IV. Die Forderung des Klägers ist entgegen der Auffassung der Beklagten nicht verwirkt. Ein schutzwürdiges Vertrauen kann die Beklagte schon deshalb nicht in Anspruch nehmen, weil sie die Situation selbst herbeigeführt hat, indem sie dem Kläger keine ordnungsgemäße Widerrufsbelehrung erteilt hat (vgl. BGH, Urt. v. 7.5.2014 – IV ZR 76/11, Rz. 39, dazu EWiR 2014, 555 (Adenauer)). Außerdem fehlt es an konkretem Vortrag, dass und aus welchen Gründen sich die Beklagte, die ohne Weiteres hätte erkennen können, dass die von ihr verwendete Widerrufsbelehrung fehlerhaft war, berechtigterweise darauf eingerichtet haben will, dass Anleger Verträge nicht auch noch Jahre nach deren Abschluss und ggf. auch dann noch widerrufen, wenn der betreffende Darlehensvertrag zwischenzeitlich einvernehmlich aufgehoben worden ist. Dies gilt erst recht, wenn man berücksichtigt, dass die Beklagte ohne Weiteres in der Lage gewesen wäre, den Kläger in wirksamer Form nachzubelehren (§ 355 Abs. 2 Satz 2 BGB a.F.).
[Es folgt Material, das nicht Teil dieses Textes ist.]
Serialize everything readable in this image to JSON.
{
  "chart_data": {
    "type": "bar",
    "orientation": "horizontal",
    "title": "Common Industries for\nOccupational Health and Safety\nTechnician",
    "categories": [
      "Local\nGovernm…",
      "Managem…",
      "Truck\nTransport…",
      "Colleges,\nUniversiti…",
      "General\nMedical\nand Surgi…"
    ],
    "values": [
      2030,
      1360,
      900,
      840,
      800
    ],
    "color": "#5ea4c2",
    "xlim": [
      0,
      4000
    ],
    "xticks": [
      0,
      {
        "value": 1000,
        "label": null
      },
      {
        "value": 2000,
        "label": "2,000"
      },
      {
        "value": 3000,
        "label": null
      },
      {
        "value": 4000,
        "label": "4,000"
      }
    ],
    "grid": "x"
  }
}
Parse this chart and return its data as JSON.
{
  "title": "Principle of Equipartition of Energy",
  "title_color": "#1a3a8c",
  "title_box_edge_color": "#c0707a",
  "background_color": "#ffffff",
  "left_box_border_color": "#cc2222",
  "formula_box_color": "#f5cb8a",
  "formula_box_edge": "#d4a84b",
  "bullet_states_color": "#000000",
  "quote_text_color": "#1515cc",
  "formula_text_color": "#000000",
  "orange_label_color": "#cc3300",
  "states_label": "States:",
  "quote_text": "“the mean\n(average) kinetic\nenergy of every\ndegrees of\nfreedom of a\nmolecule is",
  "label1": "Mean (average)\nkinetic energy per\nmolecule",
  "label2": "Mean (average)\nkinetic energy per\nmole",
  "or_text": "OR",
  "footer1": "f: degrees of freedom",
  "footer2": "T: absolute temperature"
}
Im Übrigen verkennt die Beklagte, dass es eine gesetzgeberische Entscheidung war, das Widerrufsrecht nicht nach einem bestimmten Zeitraum erlöschen zu lassen, wenn es an einer ordnungsgemäßen Widerrufsbelehrung fehlt. Diese gesetzgeberische Wertung kann nicht dadurch unterlaufen werden, dass man Banken das Recht zubilligt, sich der Haftung unter Hinweis auf § 242 BGB zu entziehen. Ohne Erfolg beruft sich die Beklagte in diesem Zusammenhang auf die Entscheidungen des OLG Köln vom 25.1.2012 (13 U 30/11), KG, Urt. v. 16.8.2012 (8 U 101/12) und OLG Düsseldorf, Urt. v. 9.1.2014 (14 U 55/13, dazu EWiR 2014, 537 (Homberger)). Diese Entscheidungen beruhen jeweils auf den von den genannten Gerichten getroffenen Feststellungen tatsächlicher Art und können daher nicht einschränkungslos auf den vorliegenden Sachverhalt übertragen werden (Senat, Hinweisschreiben v. 25.8.2014 – 31 U 74/14).